First, let me show you the blood-shedding, before I begin to dwell upon the text.
Is there not a special blood-shedding meant? Yes, there was a shedding of most precious
blood, to which I must forthwith refer you. I shall not tell you now of massacres
and murders, nor of rivers of blood of goats and rams. There was a blood-shedding
once, which did all other shedding of blood by far outvie; it was a man—a God—that
shed his blood at that memorable season. Come and see it. Here is a garden dark and
gloomy; the ground is crisp with the cold frost of midnight; between those gloomy
olive trees I see a man, I hear him groan out his life in prayer; hearken, angels,
hearken men, and wonder; it is the Saviour groaning out his soul! Come and see him.
Behold his brow! O heavens! drops of blood are streaming down his face, and from
his body; every pore is open, and it sweats! but not the sweat of men that toil for
bread; it is the sweat of one that toils for heaven—he "sweats great drops of
blood!" That is the blood-shedding, without which there is no remission. Follow
that man further; they have dragged him with sacrilegious bands from the place of
his prayer and his agony, and they have taken him to the hall of Pilate; they seat
him in a chair and mock him; a robe of purple is put on his shoulders in mockery;
and mark his brow—they have put about it a crown of thorns, and the crimson drops
of gore are rushing down his cheeks! Ye angels! the drops of blood are running down
his cheeks! But turn aside that purple robe for a moment. His back is bleeding. Tell
me, demons who did this. They lift up the thongs, still dripping clots of gore; they
scourge and tear his flesh, and make a river of blood to run down his shoulders!
That is the shedding of blood without which there is no remission. Not yet have I
done: they hurry him through the streets; they fling him on the ground; they nail
his hands and feet to the transverse wood, they hoist it in the air, they dash it
into its socket, it is fixed, and there he hangs the Christ of God. Blood from his
head, blood from his hands, blood from his feet! In agony unknown he bleeds away
his life; in terrible throes he exhausts his soul. "Eloi, Eloi, lama sabacthani."

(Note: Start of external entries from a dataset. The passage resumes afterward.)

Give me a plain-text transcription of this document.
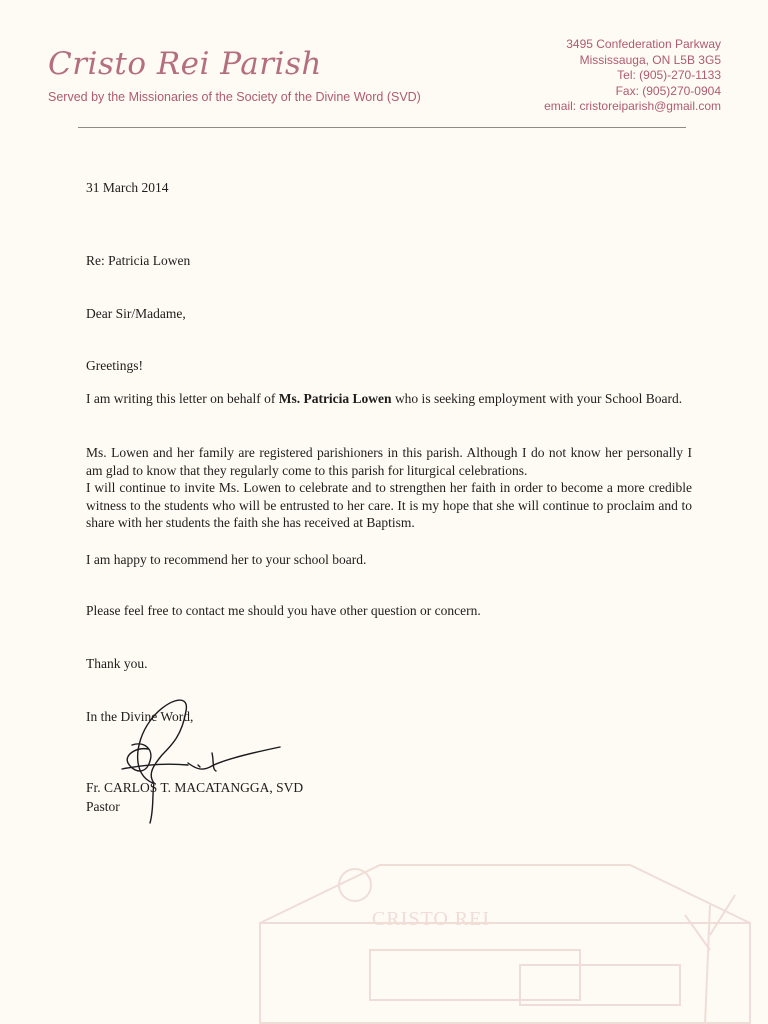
Cristo Rei Parish
Served by the Missionaries of the Society of the Divine Word (SVD)
3495 Confederation Parkway
Mississauga, ON L5B 3G5
Tel: (905)-270-1133
Fax: (905)270-0904
email: cristoreiparish@gmail.com
31 March 2014
Re: Patricia Lowen
Dear Sir/Madame,
Greetings!
I am writing this letter on behalf of Ms. Patricia Lowen who is seeking employment with your School Board.
Ms. Lowen and her family are registered parishioners in this parish. Although I do not know her personally I am glad to know that they regularly come to this parish for liturgical celebrations.
I will continue to invite Ms. Lowen to celebrate and to strengthen her faith in order to become a more credible witness to the students who will be entrusted to her care. It is my hope that she will continue to proclaim and to share with her students the faith she has received at Baptism.
I am happy to recommend her to your school board.
Please feel free to contact me should you have other question or concern.
Thank you.
In the Divine Word,
Fr. CARLOS T. MACATANGGA, SVD
Pastor
CRISTO REI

And then see! they pierce his side, and forthwith runneth out blood and water. This
is the shedding of blood, sinners and saints; this is the awful shedding of blood,
the terrible pouring out of blood, without which for you, and for the whole human
race, there is no remission.
I have then, I hope, brought my text fairly out: without this shedding of blood there
is no remission. Now I shall come to dwell upon it more particularly.
Why is it that this story doth not make men weep? I told it ill, you say. Ay, so
I did; I will take all the blame. But, sirs, if it were told as ill as men could
speak, were our hearts what they should be, we should bleed away our lives in sorrow.
Oh! it was a horrid murder that! It was not an act of regicide; it was not the deed
of a fratricide, or of a parricide; it was—what shall I say?—I must make a word—a
deicide; the killing of a God; the slaying of him who became incarnate for our sins.
Oh! if our hearts were but soft as iron, we must weep, if they were but tender as
the marble of the mountains, we should shed great drops of grief; but they are harder
than the nether millstone; we forget the griefs of him that died this ignominious
death, we pity not his sorrows, nor do we account the interest we have in him as
though he suffered and accomplished all for us. Nevertheless, here stands the principle—"Without
shedding of blood is no remission."
Now, I take it, there are two things here. First, there is a negative expressed:
"No remission without shedding of blood." And then there is a positive
implied, forsooth, with shedding of blood there is remission.
I. First, I say,
here is A NEGATIVE EXPRESSED: there is no remission without blood—without the blood
of Jesus Christ. This is of divine authority; when I utter this sentence I have divinity
to plead. It is not a thing which you may doubt, or which you may believe; it must
be believed and received, otherwise you have denied the Scriptures and turned aside
from God. Some truths I utter, perhaps, have little better basis than my own reasoning
and inference, which are of little value enough; but this I utter, not with quotations
from God's Word to back up my assertion, but from the lips of God himself. Here it
stands in great letters, "There is no remission." So divine its authority.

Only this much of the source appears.